So, you wake up one day, and find that one of your programs, starts to complainig about “No space left on device”:
Next thing (Obviously, duh?) is to see what happened, so you fire up du -h /tmp
right?:
$ du -h /tmp
Filesystem Size Used Avail Use% Mounted on
/dev/mapper/zkvm1-root 6.2G 4.6G 1.3G 79% /
Wait, what? there’s space there! How can it be? In all my years of experience (+15!), I’ve never seen such thing!
Gods must be crazy!? or is it a 2020 thing?
$ touch /tmp
touch: cannot touch ‘/tmp/test’: No space left on device
After shamelessly googling/duckducking/searching, I ended up at https://blog.merovius.de/2013/10/20/ext4-mysterious-no-space-left-on.htmlbut alas, that was not my problem, although… perhaps too many files?, let’s check with du -i
this time:
$ du -i /tmp
`Filesystem Inodes IUsed IFree IUse% Mounted on
/dev/mapper/zkvm1-root 417792 417792 0 100% /
Because I’m super smart I’m not , I now know where my problem is, too many files!, time to start fixing this…

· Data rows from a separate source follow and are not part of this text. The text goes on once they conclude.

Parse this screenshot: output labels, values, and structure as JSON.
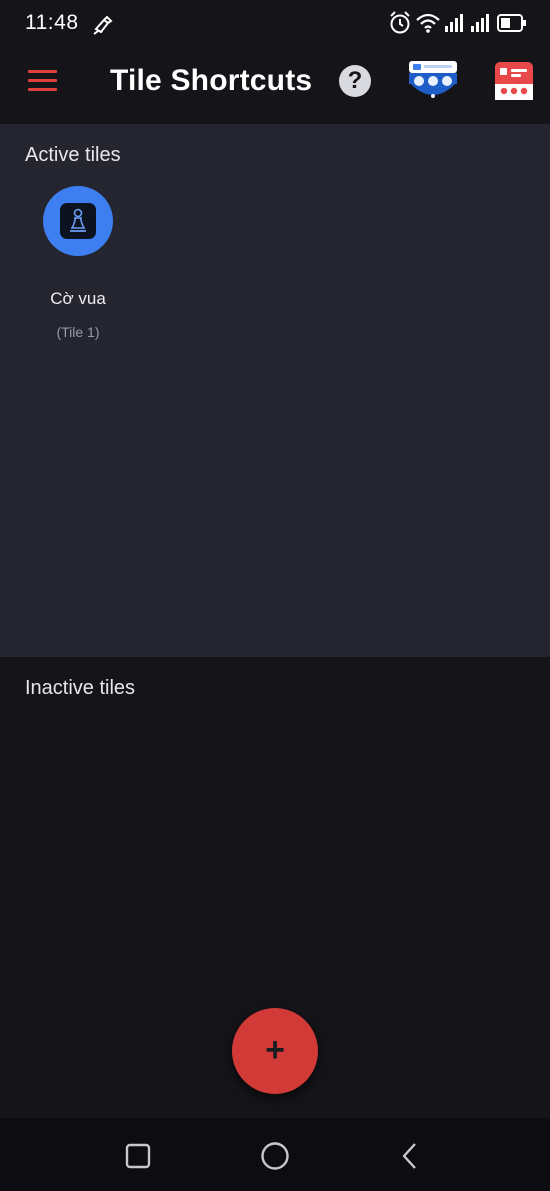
{
  "status_bar": {
    "time": "11:48",
    "icons": [
      "brush-icon",
      "alarm-icon",
      "wifi-icon",
      "signal-icon",
      "signal-icon",
      "battery-icon"
    ]
  },
  "app_bar": {
    "title": "Tile Shortcuts",
    "menu_icon": "hamburger-menu-icon",
    "help_label": "?",
    "actions": [
      "quick-settings-icon",
      "tile-list-icon"
    ]
  },
  "colors": {
    "accent": "#e0413f",
    "fab": "#d13a37",
    "tile": "#3d7ff0",
    "active_bg": "#25252f",
    "background": "#141419"
  },
  "active_section": {
    "title": "Active tiles",
    "tiles": [
      {
        "name": "Cờ vua",
        "subtitle": "(Tile 1)",
        "icon": "chess-pawn-icon"
      }
    ]
  },
  "inactive_section": {
    "title": "Inactive tiles"
  },
  "fab": {
    "label": "+"
  },
  "nav_bar": {
    "buttons": [
      "recents-icon",
      "home-icon",
      "back-icon"
    ]
  }
}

After few minutes of deleting files, moving things around, bind mounting things, I landed with the actual root cause:
Tons of messages waiting in /var/spool/clientmqueue to be processed,I decided to delete some, after all, I don’t care about this system’s mails… so find /var/spool/clientmqueue -type f -delete
does the job, and allows me to have tab completion again! YAY!.
However, because deleting files blindly is never a good solution, I ended up in the link from above, the solution was quite simple:
$ systemctl enable --now sendmail
After a while, root
user started to receive system mail, and I could delete them afterwards :)
In the end, very simple solution (In my case!) rather than formatting or transfering all the data to a second drive, formatting & playing with inode size and stuff…
Filesystem Inodes IUsed IFree IUse% Mounted on
/dev/mapper/zkvm1-root 417792 92955 324837 23% /
This is a very long post, just to say:
ext4 no space left on device can mean: You have no space left, or you don’t have more room to store your files.